Votes could come as early as next week in both the House and Senate on funding for border agencies to handle the influx, though leaders have indicated it will be less than the $3.7 billion requested by Obama.

A House bill could also include changes to U.S. laws that would allow the government to repatriate Central American immigrants more quickly. Most Democrats oppose such changes, but the administration had called for flexibility.

The president's comments come as reports surfaced early Friday that the Obama administration is considering a plan to grant refugee status for children in Honduras, in order to help stem the flood of youths crossing into the U.S. illegally. 

More than 57,000 children have crossed the border since October from countries including Honduras, Guatemala and El Salvador. 

Obama didn't take questions during a brief interaction with reporters and the other leaders didn't speak to reporters. But Obama called news reports from earlier in the day about the Honduras plan "a little over-cranked."

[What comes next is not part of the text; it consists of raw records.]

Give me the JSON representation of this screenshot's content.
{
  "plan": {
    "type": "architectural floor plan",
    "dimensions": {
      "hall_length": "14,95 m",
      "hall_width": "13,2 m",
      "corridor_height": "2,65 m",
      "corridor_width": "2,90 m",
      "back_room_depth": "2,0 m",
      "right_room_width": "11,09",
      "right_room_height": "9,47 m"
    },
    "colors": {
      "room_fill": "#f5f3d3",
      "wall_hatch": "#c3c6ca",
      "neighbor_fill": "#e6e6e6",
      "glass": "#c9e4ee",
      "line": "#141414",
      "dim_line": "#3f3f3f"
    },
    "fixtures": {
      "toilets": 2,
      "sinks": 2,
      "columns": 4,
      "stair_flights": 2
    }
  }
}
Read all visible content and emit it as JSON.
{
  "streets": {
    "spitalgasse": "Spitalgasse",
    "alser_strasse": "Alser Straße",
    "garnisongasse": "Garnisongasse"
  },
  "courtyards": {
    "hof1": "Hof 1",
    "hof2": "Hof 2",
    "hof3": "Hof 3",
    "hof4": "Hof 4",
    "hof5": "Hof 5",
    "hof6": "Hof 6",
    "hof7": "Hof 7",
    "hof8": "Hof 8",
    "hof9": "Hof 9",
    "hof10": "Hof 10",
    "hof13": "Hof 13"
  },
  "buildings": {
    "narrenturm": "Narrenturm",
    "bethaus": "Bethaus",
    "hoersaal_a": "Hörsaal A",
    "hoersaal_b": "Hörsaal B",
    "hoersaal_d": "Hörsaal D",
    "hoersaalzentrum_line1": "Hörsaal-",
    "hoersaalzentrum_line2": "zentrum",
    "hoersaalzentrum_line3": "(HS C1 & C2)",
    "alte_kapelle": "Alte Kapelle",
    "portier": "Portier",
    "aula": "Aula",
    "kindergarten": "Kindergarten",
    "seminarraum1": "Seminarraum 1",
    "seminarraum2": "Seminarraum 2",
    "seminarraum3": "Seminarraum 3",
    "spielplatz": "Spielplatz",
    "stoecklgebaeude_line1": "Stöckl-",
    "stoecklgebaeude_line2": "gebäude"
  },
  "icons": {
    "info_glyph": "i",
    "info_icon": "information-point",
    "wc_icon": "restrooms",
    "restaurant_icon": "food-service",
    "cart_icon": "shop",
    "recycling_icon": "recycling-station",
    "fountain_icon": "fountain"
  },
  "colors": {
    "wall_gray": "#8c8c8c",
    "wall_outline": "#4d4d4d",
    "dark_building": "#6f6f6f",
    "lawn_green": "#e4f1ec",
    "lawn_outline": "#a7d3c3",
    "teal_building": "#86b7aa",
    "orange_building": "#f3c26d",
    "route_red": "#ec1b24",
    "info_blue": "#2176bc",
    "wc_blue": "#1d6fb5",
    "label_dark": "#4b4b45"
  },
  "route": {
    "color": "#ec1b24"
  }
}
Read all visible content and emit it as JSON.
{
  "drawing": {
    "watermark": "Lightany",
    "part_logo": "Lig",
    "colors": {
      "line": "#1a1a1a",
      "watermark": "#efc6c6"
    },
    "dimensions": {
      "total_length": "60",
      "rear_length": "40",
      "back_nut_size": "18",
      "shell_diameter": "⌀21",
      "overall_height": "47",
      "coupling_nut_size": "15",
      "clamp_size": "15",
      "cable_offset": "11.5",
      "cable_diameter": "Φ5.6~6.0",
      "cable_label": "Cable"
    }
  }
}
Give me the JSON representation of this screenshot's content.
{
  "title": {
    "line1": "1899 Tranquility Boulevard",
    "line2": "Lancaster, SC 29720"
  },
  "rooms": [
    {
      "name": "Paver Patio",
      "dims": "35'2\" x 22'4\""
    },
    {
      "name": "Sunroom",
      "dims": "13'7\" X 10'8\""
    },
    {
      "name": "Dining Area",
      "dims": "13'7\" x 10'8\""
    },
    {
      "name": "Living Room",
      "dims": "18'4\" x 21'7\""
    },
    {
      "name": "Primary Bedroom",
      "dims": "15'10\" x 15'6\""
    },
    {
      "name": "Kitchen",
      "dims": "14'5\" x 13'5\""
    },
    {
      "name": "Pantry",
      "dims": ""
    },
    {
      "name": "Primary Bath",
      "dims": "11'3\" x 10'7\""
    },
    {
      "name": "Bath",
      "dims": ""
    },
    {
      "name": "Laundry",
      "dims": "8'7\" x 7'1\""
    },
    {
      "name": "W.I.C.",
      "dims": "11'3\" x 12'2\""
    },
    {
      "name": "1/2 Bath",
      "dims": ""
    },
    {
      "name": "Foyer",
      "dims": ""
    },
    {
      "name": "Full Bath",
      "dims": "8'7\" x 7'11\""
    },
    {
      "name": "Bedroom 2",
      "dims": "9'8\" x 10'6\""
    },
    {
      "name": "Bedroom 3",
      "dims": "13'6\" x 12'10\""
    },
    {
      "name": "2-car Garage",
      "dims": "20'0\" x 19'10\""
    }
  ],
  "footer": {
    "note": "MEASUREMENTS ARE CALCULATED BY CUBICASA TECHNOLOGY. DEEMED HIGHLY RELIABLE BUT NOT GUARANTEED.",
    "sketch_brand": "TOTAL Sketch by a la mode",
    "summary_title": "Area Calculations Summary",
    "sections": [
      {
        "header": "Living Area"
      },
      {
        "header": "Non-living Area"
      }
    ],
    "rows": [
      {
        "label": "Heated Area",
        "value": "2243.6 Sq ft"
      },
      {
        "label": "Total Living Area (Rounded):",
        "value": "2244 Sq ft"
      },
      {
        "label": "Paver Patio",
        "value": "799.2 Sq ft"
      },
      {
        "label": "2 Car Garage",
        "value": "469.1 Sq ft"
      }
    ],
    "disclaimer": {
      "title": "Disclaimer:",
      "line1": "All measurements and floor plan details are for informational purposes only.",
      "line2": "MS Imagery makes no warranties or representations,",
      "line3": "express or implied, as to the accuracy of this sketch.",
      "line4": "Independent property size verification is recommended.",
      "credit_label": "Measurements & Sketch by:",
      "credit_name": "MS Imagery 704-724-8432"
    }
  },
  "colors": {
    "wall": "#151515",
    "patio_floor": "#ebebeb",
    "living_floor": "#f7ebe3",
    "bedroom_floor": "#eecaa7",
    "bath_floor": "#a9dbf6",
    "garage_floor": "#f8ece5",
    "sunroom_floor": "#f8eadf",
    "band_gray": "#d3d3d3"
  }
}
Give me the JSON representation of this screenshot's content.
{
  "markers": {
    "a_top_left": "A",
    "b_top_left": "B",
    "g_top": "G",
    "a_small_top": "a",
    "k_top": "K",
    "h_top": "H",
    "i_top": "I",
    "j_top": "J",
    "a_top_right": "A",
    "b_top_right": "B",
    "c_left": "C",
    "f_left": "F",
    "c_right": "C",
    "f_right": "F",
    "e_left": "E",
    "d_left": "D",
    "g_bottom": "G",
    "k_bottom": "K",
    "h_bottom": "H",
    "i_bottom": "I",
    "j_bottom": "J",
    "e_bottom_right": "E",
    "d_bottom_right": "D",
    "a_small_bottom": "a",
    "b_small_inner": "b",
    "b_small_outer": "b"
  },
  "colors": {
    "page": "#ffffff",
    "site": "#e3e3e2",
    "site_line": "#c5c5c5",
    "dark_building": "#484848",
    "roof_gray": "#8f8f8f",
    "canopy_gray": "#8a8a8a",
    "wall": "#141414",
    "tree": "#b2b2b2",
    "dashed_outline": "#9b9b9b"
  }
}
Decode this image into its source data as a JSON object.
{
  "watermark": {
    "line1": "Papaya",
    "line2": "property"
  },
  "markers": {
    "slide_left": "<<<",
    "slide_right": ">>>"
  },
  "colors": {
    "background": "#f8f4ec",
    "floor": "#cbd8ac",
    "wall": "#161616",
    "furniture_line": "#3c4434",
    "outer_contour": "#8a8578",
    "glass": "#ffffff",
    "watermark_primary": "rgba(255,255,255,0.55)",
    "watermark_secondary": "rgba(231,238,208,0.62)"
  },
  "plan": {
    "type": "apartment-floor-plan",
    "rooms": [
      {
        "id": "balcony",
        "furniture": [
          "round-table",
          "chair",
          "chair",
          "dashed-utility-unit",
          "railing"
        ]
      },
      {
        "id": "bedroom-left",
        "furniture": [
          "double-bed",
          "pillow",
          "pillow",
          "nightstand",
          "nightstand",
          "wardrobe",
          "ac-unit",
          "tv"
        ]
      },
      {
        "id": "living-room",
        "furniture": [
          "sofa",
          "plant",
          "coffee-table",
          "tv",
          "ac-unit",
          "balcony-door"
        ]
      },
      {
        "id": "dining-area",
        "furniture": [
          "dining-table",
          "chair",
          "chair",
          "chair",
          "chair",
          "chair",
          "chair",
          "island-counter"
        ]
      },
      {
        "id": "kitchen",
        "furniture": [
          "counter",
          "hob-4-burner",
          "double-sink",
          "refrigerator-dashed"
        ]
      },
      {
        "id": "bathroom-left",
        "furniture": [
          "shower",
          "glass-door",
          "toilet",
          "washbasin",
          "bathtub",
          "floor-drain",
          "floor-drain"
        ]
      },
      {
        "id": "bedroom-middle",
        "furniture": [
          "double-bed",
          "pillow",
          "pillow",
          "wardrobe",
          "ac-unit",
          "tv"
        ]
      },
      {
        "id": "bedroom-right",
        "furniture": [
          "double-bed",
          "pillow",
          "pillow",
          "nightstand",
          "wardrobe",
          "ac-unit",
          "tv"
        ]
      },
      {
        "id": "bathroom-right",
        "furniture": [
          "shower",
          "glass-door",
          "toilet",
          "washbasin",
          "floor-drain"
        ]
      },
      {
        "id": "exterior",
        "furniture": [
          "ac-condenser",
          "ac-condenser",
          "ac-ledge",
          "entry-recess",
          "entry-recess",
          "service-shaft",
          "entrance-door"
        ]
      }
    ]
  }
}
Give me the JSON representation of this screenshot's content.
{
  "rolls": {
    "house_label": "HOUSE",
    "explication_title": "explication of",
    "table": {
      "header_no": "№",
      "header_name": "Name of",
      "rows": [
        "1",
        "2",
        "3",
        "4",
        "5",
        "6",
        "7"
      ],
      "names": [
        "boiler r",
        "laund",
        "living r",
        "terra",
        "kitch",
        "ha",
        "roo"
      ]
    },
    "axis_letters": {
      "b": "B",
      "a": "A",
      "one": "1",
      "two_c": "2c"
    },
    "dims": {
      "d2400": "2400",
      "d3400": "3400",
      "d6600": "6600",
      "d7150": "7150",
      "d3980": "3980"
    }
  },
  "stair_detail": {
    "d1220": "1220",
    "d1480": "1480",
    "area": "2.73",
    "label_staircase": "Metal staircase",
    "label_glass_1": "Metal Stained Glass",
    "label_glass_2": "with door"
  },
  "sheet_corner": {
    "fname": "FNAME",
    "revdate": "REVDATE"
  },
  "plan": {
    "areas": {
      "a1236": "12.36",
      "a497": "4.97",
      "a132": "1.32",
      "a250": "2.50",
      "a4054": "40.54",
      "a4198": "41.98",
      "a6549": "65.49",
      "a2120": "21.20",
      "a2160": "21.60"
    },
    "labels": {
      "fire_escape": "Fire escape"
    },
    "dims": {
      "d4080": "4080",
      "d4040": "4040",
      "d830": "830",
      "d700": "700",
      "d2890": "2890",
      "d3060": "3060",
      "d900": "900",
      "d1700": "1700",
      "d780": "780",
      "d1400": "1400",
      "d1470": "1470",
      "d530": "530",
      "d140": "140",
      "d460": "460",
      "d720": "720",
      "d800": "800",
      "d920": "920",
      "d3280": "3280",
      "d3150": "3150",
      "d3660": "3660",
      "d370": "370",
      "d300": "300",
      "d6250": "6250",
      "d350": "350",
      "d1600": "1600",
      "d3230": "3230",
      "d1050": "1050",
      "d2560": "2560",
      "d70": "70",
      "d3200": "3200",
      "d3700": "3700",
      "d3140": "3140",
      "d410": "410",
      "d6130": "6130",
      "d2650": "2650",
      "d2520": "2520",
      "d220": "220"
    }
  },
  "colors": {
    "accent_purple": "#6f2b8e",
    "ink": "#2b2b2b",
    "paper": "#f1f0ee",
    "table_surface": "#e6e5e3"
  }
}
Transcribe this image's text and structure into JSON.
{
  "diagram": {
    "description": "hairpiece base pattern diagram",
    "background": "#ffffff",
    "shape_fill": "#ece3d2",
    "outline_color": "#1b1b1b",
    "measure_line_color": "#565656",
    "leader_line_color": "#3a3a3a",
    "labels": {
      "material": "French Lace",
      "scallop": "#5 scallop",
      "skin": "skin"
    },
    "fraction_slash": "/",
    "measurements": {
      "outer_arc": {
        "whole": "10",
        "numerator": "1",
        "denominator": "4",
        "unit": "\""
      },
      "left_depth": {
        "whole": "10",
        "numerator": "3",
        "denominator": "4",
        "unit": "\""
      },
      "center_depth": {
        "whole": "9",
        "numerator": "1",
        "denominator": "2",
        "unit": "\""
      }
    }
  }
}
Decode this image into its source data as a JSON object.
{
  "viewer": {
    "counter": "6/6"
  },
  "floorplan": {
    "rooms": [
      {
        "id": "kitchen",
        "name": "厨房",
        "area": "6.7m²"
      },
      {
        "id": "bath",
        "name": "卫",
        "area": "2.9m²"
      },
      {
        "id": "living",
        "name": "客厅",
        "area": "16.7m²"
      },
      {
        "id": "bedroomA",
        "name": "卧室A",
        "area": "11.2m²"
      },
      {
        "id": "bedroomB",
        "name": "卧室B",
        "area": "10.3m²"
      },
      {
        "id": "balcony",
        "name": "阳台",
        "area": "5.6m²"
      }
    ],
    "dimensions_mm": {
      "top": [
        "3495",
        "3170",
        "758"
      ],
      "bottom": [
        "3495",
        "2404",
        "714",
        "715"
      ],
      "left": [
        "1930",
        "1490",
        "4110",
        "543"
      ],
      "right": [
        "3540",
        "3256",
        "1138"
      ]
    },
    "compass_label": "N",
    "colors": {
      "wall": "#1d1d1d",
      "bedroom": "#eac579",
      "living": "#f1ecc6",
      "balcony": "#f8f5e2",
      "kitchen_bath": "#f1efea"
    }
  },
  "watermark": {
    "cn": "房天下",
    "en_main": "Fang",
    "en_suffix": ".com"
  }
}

"As I explained to my fellow presidents, under U.S. law, we admit a certain number of refugees from all around the world based on some fairly narrow criteria," he said. "Typically refugee status is not granted just on economic need or because a family lives in a bad neighborhood or poverty. It’s typically defined fairly narrowly.”

Obama said there may be "some narrow circumstances in which there is humanitarian or refugee status that a family might be eligible for.

"If that were the case it would be better for them to apply in-country rather than take a very dangerous journey up to Texas to make those same claims," Obama said. "But I think it’s important to recognize that that would not necessarily accommodate a large number of additional migrants.”

But Obama stressed that he wanted to find a way that would "prevent smugglers from making money on families that feel desperate."